Шрифт:
Интервал:
Закладка:
Как бы то ни было, для криминалистики здесь существенно только одно: в геноме имеются вариабельные участки. Чем бы ни окончилась дискуссия о том, насколько изменчивы полезные участки генома, в нем так или иначе с избытком хватает областей, которые никогда не считываются и не переводятся в свои белковые эквиваленты. Да-да, поразительно большая часть наших генов, по всей видимости, не делает вообще ничего. Следовательно, они могут видоизменяться сколько им угодно, что делает их превосходным материалом для ДНК-дактилоскопии.

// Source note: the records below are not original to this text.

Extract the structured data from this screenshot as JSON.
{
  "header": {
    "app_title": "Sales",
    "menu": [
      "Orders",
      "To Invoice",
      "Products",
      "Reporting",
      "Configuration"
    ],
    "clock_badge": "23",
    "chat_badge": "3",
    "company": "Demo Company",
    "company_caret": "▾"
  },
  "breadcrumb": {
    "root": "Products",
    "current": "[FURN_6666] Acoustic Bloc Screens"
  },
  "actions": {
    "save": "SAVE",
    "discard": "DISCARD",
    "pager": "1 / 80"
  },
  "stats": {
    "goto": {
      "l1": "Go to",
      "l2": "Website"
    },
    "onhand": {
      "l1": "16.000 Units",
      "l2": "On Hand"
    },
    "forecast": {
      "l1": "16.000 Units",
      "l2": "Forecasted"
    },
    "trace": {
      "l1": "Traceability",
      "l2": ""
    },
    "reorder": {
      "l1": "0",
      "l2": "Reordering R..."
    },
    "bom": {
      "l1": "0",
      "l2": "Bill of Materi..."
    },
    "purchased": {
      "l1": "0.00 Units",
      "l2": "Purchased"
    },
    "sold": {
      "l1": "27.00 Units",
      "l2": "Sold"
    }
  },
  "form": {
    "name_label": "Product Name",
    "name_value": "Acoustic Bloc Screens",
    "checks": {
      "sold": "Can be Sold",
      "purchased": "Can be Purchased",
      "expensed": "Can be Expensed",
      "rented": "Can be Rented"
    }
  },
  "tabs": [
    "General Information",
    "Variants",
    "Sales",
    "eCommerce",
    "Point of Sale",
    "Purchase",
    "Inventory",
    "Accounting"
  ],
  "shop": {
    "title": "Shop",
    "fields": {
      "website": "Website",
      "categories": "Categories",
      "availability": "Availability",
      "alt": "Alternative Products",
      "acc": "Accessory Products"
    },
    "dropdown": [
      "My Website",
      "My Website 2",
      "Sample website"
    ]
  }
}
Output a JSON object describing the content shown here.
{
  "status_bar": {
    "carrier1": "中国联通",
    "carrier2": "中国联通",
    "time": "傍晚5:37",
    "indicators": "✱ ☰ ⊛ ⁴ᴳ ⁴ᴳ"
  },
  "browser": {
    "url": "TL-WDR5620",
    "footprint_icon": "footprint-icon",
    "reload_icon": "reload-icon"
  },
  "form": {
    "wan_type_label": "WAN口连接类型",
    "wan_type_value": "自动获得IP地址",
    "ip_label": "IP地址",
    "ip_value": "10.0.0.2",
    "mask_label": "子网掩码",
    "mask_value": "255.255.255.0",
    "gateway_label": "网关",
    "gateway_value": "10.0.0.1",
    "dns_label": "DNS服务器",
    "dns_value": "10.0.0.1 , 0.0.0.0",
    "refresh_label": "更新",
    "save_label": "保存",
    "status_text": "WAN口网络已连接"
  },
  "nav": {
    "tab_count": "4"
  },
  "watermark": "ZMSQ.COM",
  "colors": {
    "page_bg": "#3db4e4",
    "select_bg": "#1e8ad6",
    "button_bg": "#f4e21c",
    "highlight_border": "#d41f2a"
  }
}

Как будто чтобы специально продемонстрировать нам, что значительная часть ДНК не несет никакой пользы, абсолютное содержание ДНК в клетках организмов разных видов различается самым чудовищным образом. Поскольку информация, записанная в ДНК, является цифровой, мы можем измерить ее в единицах, подобных тем, в каких измеряется информация, хранящаяся в компьютере. Одного бита информации достаточно для обозначения единичного выбора по принципу «да — нет»: 1 или 0, «истина» или «ложь». У компьютера, на котором я печатаю эти строки, 256 мегабит (32 мегабайта) оперативной памяти. (Мой самый первый компьютер был более громоздкой штуковиной, и однако же емкость памяти у него была в пять тысяч раз меньше.) Соответствующей фундаментальной единицей информации ДНК служит азотистое основание нуклеотида. Поскольку возможных разновидностей этих оснований четыре, количество информации, содержащейся в одном основании, эквивалентно 2 битам. Размер генома Escherichia coli — типичной бактерии из нашего кишечника — равен 4 мегабазам (миллионам пар оснований), или 8 мегабитам. А у гребенчатого тритона, Triturus cristatus, геном величиной в 40 000 мегабит. Эта 5000-кратная разница между бактерией и гребенчатым тритоном примерно соответствует разнице между самым первым моим компьютером и нынешним. У нас, людей, геном состоит из 3000 мегабаз, или 6000 мегабит. Это в 750 раз больше, чем у бактерии (что льстит нашему самолюбию), но как быть с тритоном, обставившим нас шестикратно? Хотелось бы думать, что размер генома и его функциональность не находятся в строгой пропорциональной зависимости и значительная часть генома у этого вида тритона попросту ничего не делает. Несомненно, так оно и есть. И то же самое справедливо и для большей части нашей с вами ДНК. Имеются различные подтверждения тому, что только около 2 % от 3000 мегабаз человеческого генома используется для синтеза закодированных в нем белков. Остальное нередко называют мусорной ДНК. У гребенчатого тритона, по-видимому, содержание мусорной ДНК еще выше, чем у нас. У других тритонов — нет.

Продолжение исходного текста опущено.